(this is annie)


2.

I've always known how I planned to eulogize my father. "He was an imperfect man," I'd begin, and then I'd segue into a movingly bittersweet tribute to him. In my head, it was going to be meaningful and noble, the kind of thing that would leave people with deep philosophical thoughts about life and death. (Embarrassingly and selfishly enough, I also figured that I'd move through the speech tearlessly while switching on the waterworks in the crowd.)

Except that's not how it happened. Dad always disliked funerals, even "accidentally" showing up late to meet me and my mother before my grandfather's service. (That was one of the few times when I gave him hell.) So it made sense that he'd left instructions to forgo all the clad-in-black depressing stuff. Instead, he wanted us to have a party to celebrate his life.

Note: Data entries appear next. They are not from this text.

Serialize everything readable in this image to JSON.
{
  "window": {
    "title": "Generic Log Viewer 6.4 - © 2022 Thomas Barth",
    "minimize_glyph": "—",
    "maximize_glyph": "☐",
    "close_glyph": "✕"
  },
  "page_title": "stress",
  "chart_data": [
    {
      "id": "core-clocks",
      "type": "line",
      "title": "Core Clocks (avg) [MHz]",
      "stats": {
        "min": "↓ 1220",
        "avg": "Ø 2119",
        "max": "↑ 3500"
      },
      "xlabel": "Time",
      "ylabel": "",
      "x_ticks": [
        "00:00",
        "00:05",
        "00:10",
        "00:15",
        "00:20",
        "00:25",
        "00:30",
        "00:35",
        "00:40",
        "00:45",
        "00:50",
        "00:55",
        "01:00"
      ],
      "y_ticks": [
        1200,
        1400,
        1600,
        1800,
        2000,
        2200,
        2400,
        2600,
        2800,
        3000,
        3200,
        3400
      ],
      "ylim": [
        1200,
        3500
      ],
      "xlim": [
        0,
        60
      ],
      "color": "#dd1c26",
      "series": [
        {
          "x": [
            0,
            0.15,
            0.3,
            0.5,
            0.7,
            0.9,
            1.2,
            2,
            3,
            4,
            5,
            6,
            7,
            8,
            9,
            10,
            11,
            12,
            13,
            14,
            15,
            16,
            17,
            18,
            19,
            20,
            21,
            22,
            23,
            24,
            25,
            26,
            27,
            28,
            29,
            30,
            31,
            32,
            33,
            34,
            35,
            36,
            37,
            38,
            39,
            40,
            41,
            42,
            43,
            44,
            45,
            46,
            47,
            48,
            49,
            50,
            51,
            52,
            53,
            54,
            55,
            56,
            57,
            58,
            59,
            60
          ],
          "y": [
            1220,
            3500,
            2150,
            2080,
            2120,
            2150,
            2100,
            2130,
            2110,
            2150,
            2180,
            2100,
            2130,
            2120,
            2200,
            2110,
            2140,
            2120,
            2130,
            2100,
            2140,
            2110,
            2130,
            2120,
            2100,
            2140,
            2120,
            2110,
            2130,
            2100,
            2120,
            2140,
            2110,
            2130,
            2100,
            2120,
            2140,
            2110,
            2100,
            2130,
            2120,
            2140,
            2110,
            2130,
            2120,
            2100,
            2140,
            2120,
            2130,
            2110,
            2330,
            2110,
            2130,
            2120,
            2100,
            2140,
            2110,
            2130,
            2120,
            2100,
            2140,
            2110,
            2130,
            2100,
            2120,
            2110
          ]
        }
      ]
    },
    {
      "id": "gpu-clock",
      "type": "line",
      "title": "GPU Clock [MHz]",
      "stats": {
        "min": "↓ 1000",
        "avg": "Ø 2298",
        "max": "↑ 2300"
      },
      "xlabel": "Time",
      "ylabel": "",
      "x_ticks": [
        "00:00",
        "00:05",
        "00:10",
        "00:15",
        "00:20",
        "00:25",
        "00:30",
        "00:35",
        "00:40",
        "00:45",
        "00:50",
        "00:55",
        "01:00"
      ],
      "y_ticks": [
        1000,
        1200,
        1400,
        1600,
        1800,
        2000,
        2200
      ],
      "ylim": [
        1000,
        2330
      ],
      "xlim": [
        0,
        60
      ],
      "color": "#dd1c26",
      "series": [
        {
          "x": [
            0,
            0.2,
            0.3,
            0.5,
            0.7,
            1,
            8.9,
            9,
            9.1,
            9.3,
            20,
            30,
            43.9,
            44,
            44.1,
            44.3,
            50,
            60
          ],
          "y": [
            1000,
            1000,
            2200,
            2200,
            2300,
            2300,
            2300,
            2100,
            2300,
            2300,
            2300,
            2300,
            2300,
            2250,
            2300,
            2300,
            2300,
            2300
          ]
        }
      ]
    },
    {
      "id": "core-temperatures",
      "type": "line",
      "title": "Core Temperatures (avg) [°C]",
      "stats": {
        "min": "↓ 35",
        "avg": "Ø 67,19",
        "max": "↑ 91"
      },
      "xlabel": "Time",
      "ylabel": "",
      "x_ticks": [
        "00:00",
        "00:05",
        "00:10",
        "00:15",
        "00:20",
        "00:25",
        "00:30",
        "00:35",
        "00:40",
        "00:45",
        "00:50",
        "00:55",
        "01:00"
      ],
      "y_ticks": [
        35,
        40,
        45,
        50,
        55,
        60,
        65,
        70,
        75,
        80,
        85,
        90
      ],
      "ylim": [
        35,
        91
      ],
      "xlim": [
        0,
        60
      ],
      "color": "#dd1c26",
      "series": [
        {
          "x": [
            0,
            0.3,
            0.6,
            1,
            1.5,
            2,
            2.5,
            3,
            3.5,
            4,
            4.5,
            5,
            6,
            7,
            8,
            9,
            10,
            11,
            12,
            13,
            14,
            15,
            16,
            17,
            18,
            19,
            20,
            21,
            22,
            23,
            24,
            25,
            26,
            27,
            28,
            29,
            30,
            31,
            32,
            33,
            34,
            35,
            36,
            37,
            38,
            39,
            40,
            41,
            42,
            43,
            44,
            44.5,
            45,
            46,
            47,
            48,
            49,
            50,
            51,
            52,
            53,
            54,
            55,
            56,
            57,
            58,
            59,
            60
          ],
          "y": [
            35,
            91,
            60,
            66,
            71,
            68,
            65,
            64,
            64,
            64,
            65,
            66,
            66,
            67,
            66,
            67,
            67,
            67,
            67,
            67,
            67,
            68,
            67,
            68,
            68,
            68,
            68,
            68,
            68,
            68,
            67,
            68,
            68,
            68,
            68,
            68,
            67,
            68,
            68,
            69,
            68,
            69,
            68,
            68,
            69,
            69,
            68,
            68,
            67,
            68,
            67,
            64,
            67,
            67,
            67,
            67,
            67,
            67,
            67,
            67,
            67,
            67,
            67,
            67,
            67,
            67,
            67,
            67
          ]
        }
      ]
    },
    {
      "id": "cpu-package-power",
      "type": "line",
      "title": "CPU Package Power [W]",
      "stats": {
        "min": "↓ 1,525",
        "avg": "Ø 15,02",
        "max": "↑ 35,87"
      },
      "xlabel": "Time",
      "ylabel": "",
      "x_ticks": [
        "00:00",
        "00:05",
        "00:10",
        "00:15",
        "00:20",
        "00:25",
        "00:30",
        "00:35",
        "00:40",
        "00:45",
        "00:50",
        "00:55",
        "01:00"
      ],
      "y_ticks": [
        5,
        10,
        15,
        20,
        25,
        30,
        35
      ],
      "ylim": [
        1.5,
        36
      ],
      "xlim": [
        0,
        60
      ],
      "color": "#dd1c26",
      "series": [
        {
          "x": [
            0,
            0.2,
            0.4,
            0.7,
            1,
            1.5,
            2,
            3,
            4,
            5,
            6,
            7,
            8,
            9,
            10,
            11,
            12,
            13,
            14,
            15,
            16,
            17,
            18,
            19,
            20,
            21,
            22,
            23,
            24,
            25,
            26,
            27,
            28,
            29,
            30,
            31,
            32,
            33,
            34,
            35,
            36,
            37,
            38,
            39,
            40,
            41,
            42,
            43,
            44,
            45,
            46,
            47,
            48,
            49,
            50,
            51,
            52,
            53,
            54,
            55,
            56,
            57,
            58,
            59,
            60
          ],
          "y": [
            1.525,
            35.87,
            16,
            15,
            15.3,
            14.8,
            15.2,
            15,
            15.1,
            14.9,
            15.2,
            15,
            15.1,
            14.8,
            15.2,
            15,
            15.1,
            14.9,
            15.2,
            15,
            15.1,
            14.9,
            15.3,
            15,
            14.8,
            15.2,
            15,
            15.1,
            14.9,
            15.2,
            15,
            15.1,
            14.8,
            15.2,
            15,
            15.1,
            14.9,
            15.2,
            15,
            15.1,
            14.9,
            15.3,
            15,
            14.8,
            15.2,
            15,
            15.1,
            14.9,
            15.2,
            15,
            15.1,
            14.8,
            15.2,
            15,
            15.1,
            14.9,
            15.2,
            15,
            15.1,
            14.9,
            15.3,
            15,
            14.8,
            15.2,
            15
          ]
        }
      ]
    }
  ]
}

That was the kind of man he was, usually joking and smiling and looking at the bright side. It's not that he was without his flaws — he could be unintentionally self-centered, he wasn't the most industrious guy, he used to drink too much — but when I think of him, I don't focus on that mess. I remember the best about him.

People keep asking how I'm doing. Up and down, I say. It changes hour by hour, sometimes minute by minute. The whole Kubler-Ross thing is accurate to an extent, but it's happening as a jumble rather than a sequential progression. One minute I'm sobbing, the next I'm laughing, the next I'm numb. Softness, ache, then nothingness. The worst moments accompany the realization that he's never coming back. I mean, I know he's gone, but dying seems like something he had to cross off on a to-do list. I'm not yet used to the new, lonelier reality. When I force myself to think about that, to realize that I'll never see him laugh again, I crumple. I always suspected this would be one of the most difficult experiences of my life. It is.